A slight rise in humidity triggers pine cones to curl up their scales to prevent ineffective seed dispersal in wet weather.
Introduction
Savvy naturalists have long known the old trick of using pine cones to predict the weather. If it’s dry, pine cones on the ground will let down their slender scales and open up like the fingers of an unfurling fist. If rain and humidity are in the air, the scales will clamp up like a castle drawbridge, overlapping one another and sealing the cone into a tight ball.
The idea is simple—to open and release seeds when conditions are best for winds to carry them far and wide. Wet weather dampens dispersal.
But how do they “sense” humidity when pine cones contain no living cells? And how do they move without any muscles or nerves?
Pine cones have slender scales that open up in dry conditions to disperse seeds via the wind. But the scales close up in humid conditions that would deter seed dispersal.
Pine cone scales have a mechanism to close up (left) in humid conditions that deter seed dispersal. But they open up in dry conditions to disperse seeds via the wind.
The Strategy
The secret lies in the structure of their scales. Pine cone scales have multiple layers with different qualities. The outermost side of the scale (which faces downward when the scales are open) is made of a layer of loosely packed, stretchable cells. The inner layer (facing upward when the scales are open) is made of stiff fibers tightly packed like cables.
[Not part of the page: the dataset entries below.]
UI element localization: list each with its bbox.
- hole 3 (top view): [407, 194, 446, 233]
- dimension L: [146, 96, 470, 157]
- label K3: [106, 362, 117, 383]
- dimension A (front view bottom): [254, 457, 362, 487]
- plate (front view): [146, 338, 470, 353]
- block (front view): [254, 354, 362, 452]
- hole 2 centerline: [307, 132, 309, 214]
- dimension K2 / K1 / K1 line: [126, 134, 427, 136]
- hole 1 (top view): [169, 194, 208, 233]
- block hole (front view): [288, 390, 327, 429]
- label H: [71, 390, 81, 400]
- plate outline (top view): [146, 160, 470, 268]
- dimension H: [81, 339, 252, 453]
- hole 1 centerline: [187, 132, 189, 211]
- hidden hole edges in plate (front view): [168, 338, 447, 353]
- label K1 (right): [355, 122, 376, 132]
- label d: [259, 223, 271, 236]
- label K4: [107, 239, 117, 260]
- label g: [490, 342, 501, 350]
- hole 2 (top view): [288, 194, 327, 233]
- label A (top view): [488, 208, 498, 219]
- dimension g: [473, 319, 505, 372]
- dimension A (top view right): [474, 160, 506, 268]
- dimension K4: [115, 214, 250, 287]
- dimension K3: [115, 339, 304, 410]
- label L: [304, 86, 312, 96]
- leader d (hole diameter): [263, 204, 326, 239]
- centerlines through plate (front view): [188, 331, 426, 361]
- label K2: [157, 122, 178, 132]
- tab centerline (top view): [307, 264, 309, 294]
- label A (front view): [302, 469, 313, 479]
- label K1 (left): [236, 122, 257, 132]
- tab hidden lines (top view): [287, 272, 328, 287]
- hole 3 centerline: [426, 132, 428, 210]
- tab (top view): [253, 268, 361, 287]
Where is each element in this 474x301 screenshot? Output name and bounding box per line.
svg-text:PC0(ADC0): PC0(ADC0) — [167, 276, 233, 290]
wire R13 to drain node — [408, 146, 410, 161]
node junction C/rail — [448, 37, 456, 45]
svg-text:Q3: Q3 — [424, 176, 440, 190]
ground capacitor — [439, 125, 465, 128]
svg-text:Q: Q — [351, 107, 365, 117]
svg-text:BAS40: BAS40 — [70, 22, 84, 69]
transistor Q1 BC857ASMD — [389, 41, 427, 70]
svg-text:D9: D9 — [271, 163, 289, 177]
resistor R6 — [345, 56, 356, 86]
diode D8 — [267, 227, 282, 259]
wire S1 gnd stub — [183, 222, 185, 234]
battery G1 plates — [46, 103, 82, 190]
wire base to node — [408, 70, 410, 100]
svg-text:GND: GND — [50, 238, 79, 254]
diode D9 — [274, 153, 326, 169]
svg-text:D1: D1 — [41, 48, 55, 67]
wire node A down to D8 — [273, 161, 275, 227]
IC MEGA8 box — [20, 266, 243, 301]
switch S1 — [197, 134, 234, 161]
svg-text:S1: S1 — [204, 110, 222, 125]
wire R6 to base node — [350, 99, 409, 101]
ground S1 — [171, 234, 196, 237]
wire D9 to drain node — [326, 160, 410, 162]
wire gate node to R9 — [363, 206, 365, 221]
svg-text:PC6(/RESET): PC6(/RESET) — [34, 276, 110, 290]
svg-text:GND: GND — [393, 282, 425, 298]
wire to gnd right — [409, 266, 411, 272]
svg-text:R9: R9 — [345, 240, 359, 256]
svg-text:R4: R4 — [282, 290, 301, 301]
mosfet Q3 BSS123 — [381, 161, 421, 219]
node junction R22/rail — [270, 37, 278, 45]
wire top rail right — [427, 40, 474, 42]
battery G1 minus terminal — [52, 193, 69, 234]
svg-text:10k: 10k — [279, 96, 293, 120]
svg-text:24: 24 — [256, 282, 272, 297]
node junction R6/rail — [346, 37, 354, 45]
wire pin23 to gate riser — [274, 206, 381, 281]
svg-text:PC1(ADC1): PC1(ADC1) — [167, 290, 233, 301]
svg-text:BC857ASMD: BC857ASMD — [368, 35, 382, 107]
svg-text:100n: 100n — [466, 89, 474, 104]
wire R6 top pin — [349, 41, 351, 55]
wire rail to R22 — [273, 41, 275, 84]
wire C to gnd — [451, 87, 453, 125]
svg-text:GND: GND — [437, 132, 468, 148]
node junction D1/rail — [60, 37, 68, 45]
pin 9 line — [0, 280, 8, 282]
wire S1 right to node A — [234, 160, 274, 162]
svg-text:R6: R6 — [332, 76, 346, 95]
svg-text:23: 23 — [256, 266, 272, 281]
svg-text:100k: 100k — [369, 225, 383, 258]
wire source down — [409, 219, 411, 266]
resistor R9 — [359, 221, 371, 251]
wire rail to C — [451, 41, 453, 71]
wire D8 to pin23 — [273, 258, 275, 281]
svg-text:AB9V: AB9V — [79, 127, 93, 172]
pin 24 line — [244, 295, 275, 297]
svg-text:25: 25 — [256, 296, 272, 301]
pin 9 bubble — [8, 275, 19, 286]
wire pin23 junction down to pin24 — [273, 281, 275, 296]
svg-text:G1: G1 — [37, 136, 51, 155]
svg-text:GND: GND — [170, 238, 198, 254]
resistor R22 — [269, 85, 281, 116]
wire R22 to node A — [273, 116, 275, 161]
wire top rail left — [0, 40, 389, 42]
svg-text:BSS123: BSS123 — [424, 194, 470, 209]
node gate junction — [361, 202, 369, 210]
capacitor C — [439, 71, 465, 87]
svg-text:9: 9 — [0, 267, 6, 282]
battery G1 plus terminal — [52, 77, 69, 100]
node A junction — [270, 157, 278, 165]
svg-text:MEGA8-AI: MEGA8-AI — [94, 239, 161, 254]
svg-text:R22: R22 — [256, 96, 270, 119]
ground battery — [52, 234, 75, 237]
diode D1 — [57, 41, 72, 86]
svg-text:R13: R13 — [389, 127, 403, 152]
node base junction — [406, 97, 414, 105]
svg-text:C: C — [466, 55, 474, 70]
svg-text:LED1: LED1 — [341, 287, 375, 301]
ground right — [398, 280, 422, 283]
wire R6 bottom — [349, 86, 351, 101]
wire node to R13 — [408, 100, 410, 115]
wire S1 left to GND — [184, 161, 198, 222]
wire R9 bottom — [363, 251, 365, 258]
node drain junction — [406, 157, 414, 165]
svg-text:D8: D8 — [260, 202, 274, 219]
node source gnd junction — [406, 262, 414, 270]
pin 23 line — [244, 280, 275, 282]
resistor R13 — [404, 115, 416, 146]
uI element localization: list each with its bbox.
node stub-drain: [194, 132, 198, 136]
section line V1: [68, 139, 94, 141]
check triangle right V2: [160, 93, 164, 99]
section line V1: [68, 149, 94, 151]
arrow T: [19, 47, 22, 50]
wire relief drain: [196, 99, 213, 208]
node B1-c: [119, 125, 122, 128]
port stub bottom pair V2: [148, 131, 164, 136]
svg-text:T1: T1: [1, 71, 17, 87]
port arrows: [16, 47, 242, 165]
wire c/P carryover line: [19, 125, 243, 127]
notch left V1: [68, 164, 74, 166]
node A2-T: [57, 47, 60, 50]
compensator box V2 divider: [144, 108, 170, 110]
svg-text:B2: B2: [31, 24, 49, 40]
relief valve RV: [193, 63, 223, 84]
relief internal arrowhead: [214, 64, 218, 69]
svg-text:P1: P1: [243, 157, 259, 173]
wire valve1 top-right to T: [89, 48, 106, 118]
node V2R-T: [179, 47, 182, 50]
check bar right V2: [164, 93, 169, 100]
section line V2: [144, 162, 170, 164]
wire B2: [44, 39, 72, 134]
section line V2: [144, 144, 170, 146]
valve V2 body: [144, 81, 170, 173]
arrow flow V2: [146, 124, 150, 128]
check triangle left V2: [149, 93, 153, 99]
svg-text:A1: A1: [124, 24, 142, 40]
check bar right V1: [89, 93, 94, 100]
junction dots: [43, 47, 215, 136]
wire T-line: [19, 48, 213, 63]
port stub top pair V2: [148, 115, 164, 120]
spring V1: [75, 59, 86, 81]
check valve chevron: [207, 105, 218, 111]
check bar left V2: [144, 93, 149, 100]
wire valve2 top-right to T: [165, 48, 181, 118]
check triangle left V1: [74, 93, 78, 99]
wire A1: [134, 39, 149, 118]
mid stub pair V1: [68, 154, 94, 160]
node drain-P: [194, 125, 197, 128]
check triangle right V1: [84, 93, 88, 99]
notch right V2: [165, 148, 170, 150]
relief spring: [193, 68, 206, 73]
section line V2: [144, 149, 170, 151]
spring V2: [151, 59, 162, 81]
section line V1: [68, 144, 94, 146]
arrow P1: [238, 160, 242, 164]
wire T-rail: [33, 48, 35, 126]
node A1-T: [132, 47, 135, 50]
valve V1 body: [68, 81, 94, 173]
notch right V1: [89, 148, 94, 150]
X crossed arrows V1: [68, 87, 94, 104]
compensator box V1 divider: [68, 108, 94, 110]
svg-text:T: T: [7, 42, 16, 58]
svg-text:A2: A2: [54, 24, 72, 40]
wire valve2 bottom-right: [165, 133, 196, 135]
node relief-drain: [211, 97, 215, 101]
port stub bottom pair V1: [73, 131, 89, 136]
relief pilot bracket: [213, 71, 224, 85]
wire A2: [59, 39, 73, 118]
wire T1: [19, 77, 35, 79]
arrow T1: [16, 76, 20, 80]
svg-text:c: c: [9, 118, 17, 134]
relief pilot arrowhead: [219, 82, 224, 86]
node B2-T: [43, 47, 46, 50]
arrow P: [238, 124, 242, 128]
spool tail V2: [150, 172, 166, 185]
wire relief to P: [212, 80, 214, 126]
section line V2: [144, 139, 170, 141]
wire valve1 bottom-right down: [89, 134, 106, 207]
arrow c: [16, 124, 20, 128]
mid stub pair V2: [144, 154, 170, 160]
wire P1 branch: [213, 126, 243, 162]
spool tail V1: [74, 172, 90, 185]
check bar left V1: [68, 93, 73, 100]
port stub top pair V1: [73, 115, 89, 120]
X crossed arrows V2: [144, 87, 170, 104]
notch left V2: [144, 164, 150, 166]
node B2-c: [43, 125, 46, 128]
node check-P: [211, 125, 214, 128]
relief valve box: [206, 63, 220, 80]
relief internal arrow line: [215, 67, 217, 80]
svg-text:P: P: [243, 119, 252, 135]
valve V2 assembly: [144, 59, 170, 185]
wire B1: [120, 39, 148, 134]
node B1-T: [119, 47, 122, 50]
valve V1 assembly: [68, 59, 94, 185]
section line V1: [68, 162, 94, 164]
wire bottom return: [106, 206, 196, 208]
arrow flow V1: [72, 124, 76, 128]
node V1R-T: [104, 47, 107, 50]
A schematic diagram illustrates how the expansion of cells on the underside of a pine cone’s scales cause the scale to curl upward, thus closing the cone.
When the scales are open and the air becomes humid, water drops will begin to fall or bead on the upper layer. The water slides down toward the cone’s central stalk and is channeled into the scale’s interior. There, the water fills up the cells and the empty spaces between them. This layer expands and stretches, while the less flexible upper layer stays more taut. The scales bend upward in the middle until they curl completely shut.
When humidity levels reach around 20 percent, it takes just a one-percent change in humidity to trigger the scales to close. Then, when the air becomes drier, water in the scales evaporates, the outer layer shrinks back in size, and the scales reopen.
Pine cone scales unfurl to disperse seeds via the wind. But humidity rises, the scales close again to prevent seeds from dispersing in unfavorable weather conditions.
The Potential
Pine cones’ effective, sensitive, water-driven scheme is inspiring engineers to design mechanisms that can move and/or change shape without needing energy input. Such innovations could lead to novel systems to transport water, or on a smaller scale, to serve as activation switches for robotics.
Scientists are also exploring new materials that quickly respond to environmental changes. “Smart” fabrics could react automatically to changing temperatures or humidity. When the fabric gets wet from sweat or humidity, layers in the fabric could open up and make it more breathable. When conditions dry out, the material could revert to its original tight knit weave.
Similarly inspired building materials might also respond to changing humidity. In dry, warm midday air, self-adjusting blinds, for example, might bend to create shade and keep houses cool. At night through humid early mornings, they would relax and open up again.